Лучше бы он нажал на курок. Мне стало бы легче.

Я заставляю себя посмотреть ему в глаза, но мне хочется сбежать, вернуться во тьму, холод и тишину…

– Я не знаю.


– Вы с мисс Лару интересовались, почему здание было заброшено?

– Да, но так и не поняли.

– Почему?

– У нас не было данных.

– И даже никаких предположений?

– Нам было чем заняться, поэтому мы не строили догадки.

Глава 34. Тарвер

Я должен ее успокоить. Она может быть чем угодно. И способна на что угодно.

Я привел ее обратно в пещеру, и она уже добрых три часа сидит, съежившись в углу. Стоит мне приблизиться, она отшатывается. Когда я хочу подойти, она зажмуривается. Чем бы она ни была, вроде бы она не опасна.

Но не это страшно.

Дело в том, что она выглядит как Лилиан, говорит как Лилиан, и это невыносимо.

Я беру флягу и долго пью. Когда сажусь на каменный пол, у нее замирает дыхание. Мне больно это слышать.

Стараюсь себе напоминать, что она не настоящая, а созданная заново. Не Лилиан. Но есть ли разница? Мысленно спрашиваю я себя.

– Тебе больно?

Я не могу назвать ее по имени.

– Все болит. – Она говорит сдавленным шепотом, пытается выровнять голос, но у нее не получается. – От солнца и воздуха. Как в горах, когда мы выбрались из снега: сначала ничего не чувствуешь от холода, а потом все тело горит.

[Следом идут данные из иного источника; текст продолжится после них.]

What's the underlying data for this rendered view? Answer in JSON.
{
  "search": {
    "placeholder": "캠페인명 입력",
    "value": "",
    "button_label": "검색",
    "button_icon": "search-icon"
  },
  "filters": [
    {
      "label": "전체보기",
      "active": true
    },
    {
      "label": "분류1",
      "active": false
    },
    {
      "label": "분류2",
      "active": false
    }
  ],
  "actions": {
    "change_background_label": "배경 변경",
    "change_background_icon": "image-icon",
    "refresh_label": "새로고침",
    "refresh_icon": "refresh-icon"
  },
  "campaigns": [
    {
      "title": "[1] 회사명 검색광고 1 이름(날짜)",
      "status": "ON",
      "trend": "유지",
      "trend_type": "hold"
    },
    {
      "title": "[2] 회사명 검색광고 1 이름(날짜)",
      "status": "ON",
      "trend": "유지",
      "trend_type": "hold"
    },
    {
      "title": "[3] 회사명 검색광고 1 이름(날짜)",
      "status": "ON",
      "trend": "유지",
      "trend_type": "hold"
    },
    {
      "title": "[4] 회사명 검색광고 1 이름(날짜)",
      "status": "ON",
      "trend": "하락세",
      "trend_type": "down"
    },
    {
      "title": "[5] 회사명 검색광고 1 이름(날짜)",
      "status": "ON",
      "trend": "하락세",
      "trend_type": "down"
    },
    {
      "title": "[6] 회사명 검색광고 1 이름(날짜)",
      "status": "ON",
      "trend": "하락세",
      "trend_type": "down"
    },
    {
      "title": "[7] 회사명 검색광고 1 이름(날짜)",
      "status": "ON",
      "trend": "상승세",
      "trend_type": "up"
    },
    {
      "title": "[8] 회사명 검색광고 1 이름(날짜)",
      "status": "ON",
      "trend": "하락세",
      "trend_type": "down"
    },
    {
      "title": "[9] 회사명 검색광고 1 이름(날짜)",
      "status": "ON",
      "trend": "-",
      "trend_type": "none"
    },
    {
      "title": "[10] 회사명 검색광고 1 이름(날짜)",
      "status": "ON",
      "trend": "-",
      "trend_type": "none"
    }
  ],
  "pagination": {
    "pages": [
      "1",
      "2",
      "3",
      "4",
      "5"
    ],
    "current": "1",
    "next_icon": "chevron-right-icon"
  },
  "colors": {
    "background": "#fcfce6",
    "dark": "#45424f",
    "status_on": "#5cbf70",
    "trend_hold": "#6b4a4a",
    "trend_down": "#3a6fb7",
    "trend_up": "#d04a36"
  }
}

– Ты знаешь, что происходит?

В моем резком голосе звучит отчаяние. Откуда она знает про горы?!

– Нет, – едва слышно произносит она. – Что ты сделал?

Ничего я не делал. Просто планета нашла еще один способ забавляться с моим разумом.

– Что ты помнишь?

– Не знаю… Ничего, – шепчет она. И через секунду: – Я помню тебя. Твое лицо. Фотографию с тобой и… твоей семьей. Я помню стихи.

Невозможно. Откуда, откуда она может это знать? Господи, если бы только она не говорила, как Лилиан!.. У меня сдавливает сердце. Она до сих пор вжимается в стену, будто хочет просочиться сквозь нее, и трогает живот, прижимая пальцы к месту, где была рана. Но раны нет – только изорванный шелк платья.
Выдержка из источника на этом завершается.